The Stanford claim depends on a resolution of 100 years in a 65 million year baseline. This is something they utterly failed to show. The work depends on extremely accurate proxy data over 65 million years. They fail to show the data. They fail to reconcile their claims with the established evidence over the past 1 million year time line of periods where temperatures changed by multiple degrees in the ~100 year range. These changes are much greater, and much faster, than anything we have experienced in the historical record. This report seems to written for something besides advancing science, since there is very little, if any, science present in the report.

John
August 2, 2013 4:33 am

The people that make false claims like these have no shame. Facts mean nothing.

AndyG55
August 2, 2013 4:54 am

Gary Pearse says:
“IPCC does this because it is in trouble and needs this kind of stuff.”
If the IPCC uses this little piece of fantasy, as the global temperatures start to head back downwards, they will find themselves in even more trouble.
The best way for the IPCC to avoid looking like TOTAL FOOLS over the coming years is for them to get back to some sort of reality.
Can’t see that happening though, not until its way too late for them to redeem themselves.

son of mulder
August 2, 2013 4:55 am

“By the end of the century, should the current emissions of greenhouse gases remain unchecked, temperatures over the northern hemisphere will tip 5-6 degrees C warmer than today’s averages.

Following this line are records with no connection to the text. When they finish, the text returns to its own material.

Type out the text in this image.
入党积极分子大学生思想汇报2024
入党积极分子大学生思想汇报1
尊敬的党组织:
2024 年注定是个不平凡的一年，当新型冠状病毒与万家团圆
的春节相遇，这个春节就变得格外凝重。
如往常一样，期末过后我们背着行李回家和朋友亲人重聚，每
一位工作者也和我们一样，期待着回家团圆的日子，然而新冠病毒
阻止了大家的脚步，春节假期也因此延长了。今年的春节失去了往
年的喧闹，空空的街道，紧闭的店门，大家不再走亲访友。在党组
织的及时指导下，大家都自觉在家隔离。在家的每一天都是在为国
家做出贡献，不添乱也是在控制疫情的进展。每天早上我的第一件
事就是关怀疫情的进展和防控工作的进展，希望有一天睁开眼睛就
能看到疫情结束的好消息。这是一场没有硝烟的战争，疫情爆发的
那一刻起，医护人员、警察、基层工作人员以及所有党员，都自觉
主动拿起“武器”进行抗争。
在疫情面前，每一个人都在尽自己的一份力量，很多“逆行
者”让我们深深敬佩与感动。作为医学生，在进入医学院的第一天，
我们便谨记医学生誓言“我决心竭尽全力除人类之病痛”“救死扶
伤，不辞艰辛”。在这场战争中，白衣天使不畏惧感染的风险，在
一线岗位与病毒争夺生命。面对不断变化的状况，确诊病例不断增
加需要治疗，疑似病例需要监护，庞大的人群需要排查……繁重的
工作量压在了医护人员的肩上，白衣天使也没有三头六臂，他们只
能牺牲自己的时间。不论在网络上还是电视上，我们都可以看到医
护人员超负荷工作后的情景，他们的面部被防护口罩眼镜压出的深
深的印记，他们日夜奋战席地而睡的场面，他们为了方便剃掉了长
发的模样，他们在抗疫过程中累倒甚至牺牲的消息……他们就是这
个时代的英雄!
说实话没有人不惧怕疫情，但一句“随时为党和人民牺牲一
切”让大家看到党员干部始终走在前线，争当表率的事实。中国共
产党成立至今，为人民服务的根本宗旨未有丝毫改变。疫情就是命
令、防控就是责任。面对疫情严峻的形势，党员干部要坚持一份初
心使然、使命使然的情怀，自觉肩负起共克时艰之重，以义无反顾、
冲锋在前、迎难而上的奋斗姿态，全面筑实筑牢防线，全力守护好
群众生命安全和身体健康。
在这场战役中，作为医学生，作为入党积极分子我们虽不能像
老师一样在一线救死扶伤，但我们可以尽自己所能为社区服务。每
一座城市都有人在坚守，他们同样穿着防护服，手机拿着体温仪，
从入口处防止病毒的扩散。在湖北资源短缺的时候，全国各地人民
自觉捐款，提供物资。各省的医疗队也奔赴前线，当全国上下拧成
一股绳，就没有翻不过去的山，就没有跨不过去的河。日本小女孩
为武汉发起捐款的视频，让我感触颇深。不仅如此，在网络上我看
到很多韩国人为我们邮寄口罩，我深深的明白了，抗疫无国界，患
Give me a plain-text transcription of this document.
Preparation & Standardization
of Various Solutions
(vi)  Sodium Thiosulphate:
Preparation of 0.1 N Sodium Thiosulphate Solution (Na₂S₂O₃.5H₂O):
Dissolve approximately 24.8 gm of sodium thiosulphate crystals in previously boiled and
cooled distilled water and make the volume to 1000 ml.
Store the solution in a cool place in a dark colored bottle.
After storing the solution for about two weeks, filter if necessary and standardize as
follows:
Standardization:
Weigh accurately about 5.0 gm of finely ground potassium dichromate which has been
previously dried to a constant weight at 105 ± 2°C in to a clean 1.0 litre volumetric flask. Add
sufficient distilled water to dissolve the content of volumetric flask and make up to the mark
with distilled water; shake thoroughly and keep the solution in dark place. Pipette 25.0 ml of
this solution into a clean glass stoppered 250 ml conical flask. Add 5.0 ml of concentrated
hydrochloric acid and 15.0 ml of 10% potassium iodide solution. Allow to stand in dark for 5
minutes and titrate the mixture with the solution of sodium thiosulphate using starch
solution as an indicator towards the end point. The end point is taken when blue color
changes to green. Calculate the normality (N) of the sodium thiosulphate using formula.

In this case, the hottest summer of the last 20 years becomes the new annual norm.”
Say 5.5 degrees C divided by 87 years = 0.63 deg C per decade rise by 2100.
Currently the warming is 0 deg C per decade.
Over the past 87 years it has warmed 0.56 deg C according to Hadcrut4 so dividing by 87 = 0.06 deg C per decade.
So they are suggesting that the average rate of warming will increase by a factor of 10 over the next 87 years vs the last 87 years.
Wow I’m impressed. They could well argue that climate change will happen 10x faster in the next 87 years vs the past 87 years, based on these numbers. When do they expect to see this sudden acceleration of warming start to happen from zero at present?

LT
August 2, 2013 5:48 am

Just once I would like to see what the models say what the climate is supposed to do if atmospheric CO2 levels stayed at the pre 1900 levels. I’m sure they would project static temperatures for 1000 years.